There are two other solutions that spring to mind, which might require quite a bit less code:
1) Take the original code, do the upload exactly in place in the original request (not even spawning a goroutine). However: protect the upload with a semaphore which only allows N-in-flight.
My reasoning is, well, if the system operates with low latency when operating nominally, blocking the incoming request isn't too painful. The reason there was a problem in the first place that there were too many requests in flight and the system hit a meta-stable state where no requests could complete efficiently.
2) (or instead of (1)): If you're going to have a worker pool, why have that complicated chan-chan-Job business? It seems that `func StartProcessor` was close to being a viable solution. All you need is to start a few of those in parallel, each reading from the same `Queue`. Was there a reason to introduce the `WorkerPool chan chan Job`? That looks quite a bit more complicated than it needs to be. The queues don't need to be separate per worker unless there is some other substantial reason.
--
The next thing one would need to take care of is to ensure that the whole system doesn't stall due to a broken/laggy network, so, to put some timeouts on the S3 uploads, for example, to ensure the system can return to a stable state on its own when the thundering herd has passed.
Re: Semaphore:
Not dropping the connection might mean we might starve others incoming msgs of resources (which might be a good thing) [0]. Also, releasing the semaphore back into the pool in case of failures takes on a happy complication of having to deal with errors beyond one's control.
Re: Queue:
Wouldn't the queue involve locking lest two workers end up trying to work on the same request? To be completely concurrent, I guess one could use a lock-free data structure instead (or implement one on top of something like RocksDB)?
Block on N-Semaphore, with timeout
Do timeout upload
Replace N-Semaphore
If you don't always replace the semaphore, that's a bug.
Queue: I'm just comparing to what the article does. It already has contention on a queue (the chan), it's just the chan-chan-Worker rather than chan-Job. In practice, go channels happily handle millions of messages contending to multiple workers just fine. Consider this test example where you aren't even actually burning any CPU to perform the work:
package main
func main() {
q := make(chan int)
for i := 0; i < 10; i++ {
go func() {
for x := range q {
x = x * 10
}
}()
}
for i := 0; i < 1000000; i++ {
q <- i
}
}
On my laptop, it runs in 0.333s single core, and it's slightly slower when you set GOMAXPROCS > 1. But not much slower, the total runtime goes to 0.4-0.5s or so. (Measured with go 1.4). As soon as you do any actual work with the messages you are passing around, the overhead of locking will be lost in the noise.
I was confused by the numbers at first, so: that's 17k requests per second, spread out over 4 dual core Xeon (Haswell) machines, which works out to just over 4000 requests/s per machine. It's still a respectable number, but it's much closer to what one would expect given the task.

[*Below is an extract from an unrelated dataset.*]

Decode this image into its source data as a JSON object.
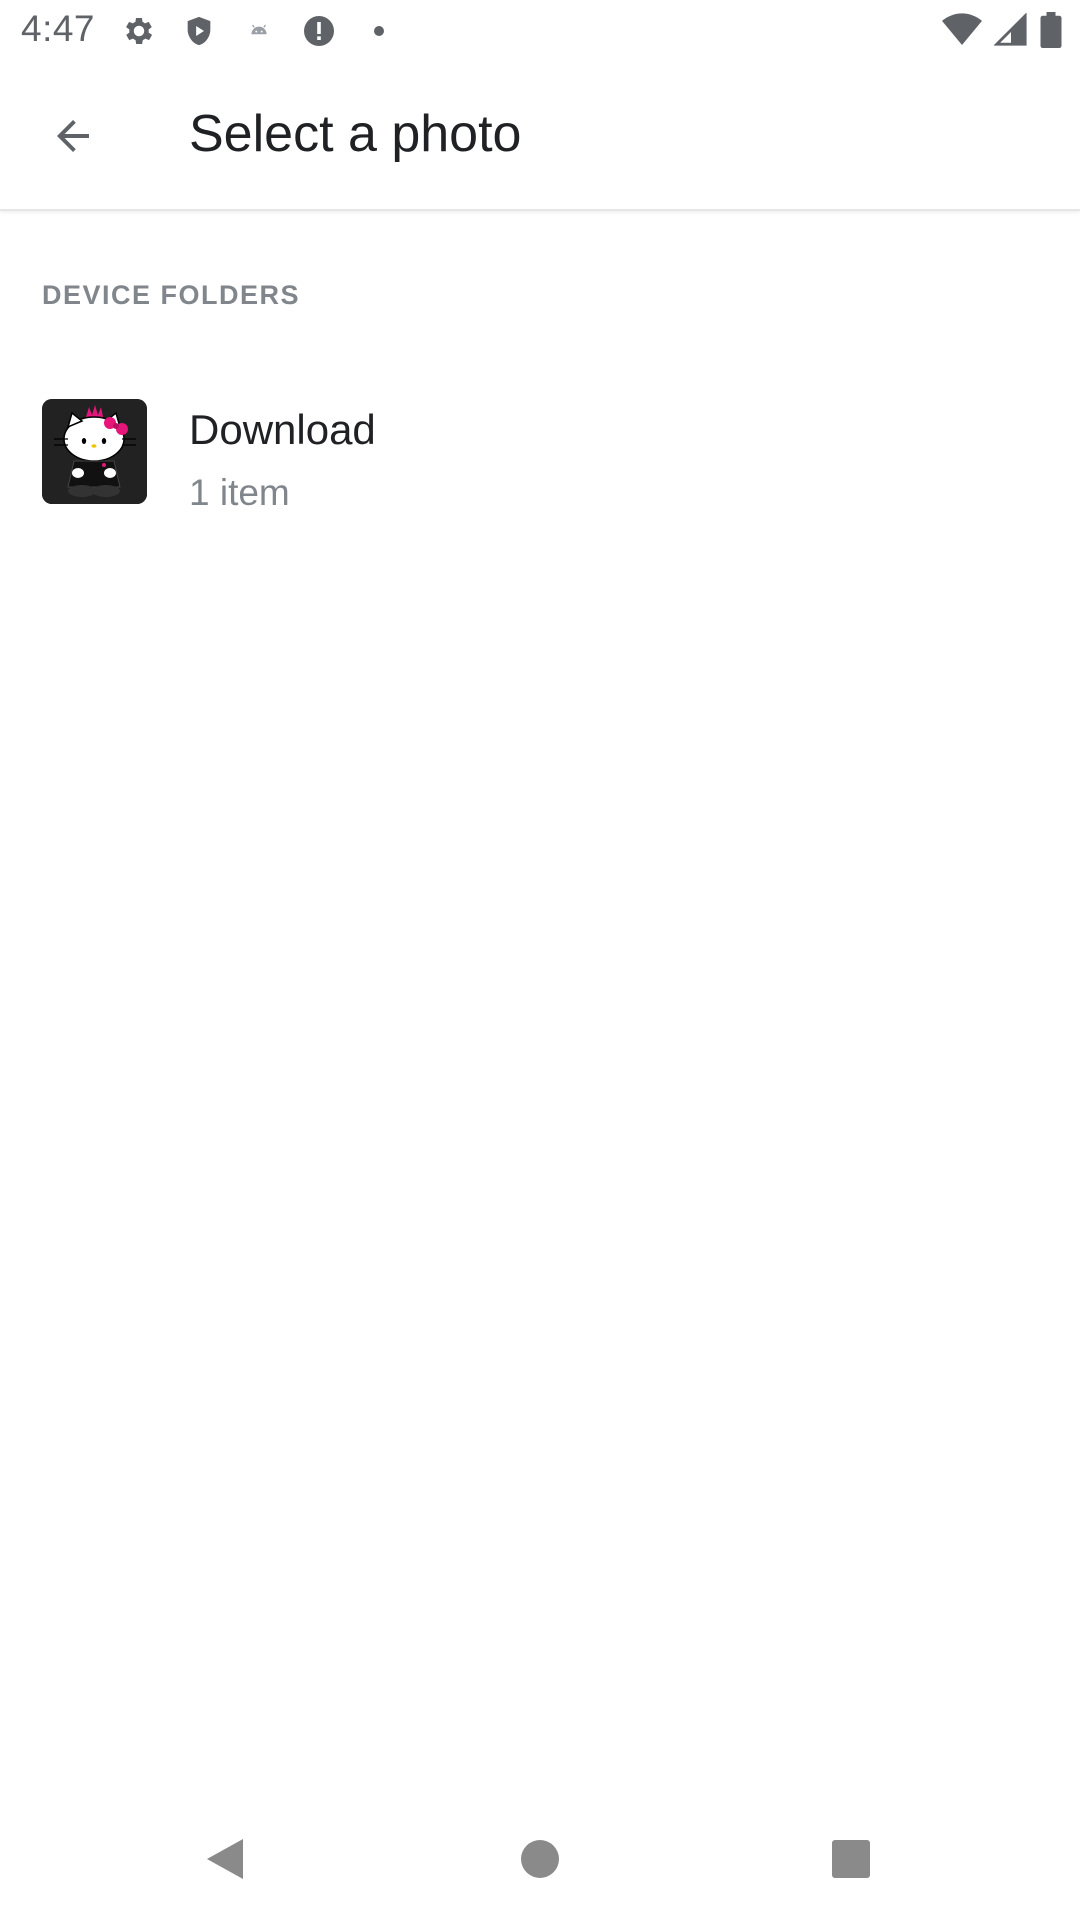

Don't get me wrong, the most interesting part is definitely the implementation and as a Go noob I found it very useful - it's just a bit misleading for the headline to sum your request rate across all parallelized machines.
>> But since the beginning, our team knew that we should do this in Go because during the discussion phases we saw this could be potentially a very large traffic system
They're unfamiliar with network programming, and so picked a language that seems fast to them, is my assessment.
Based on their description, they should be IO bound. If they're IO bound, their system should spend the vast majority of time in the kernel executing system calls.
If they do that, then whichever language they use has very little relevance to whether or not their system ends up being fast.
EDIT: As an example, my first ever production Ruby app was a messaging middleware server that processed about 3 million messages a day (34/sec) on 10% of a single mid-range 2005-era Xeon core. It was totally unoptimized, and used select() instead of the more modern, faster alternatives. Also, only about 10% of that time was spent in user space. 90% of it was in the kernel, executing system calls, so most meaningful optimization would be in improving the usage of system calls that are exactly the same across languages.
At the time, going beyond a single core required multiple instances, as Ruby lacked native threads back then. But processing 500-600/sec across 2-3 processes on a dual core 2005-era Xeon would not have been challenging even then with that quite naive and dated approach.
As someone else pointed out, they're doing ~4k/sec on a modern dual-core Xeon. Based on the above I'd expect it to be fairly easy to match their ~4K/sec with Ruby today.
It's less about Go being incredibly fast than about Ruby being anomalously slow. It makes sense if you start from the presumption that Go is the only "fast" language they're considering.
Frankly, if you're going to be processing requests and shuffling them to S3, Ruby is nowhere near being the limiting factor unless you do something pathologically bad.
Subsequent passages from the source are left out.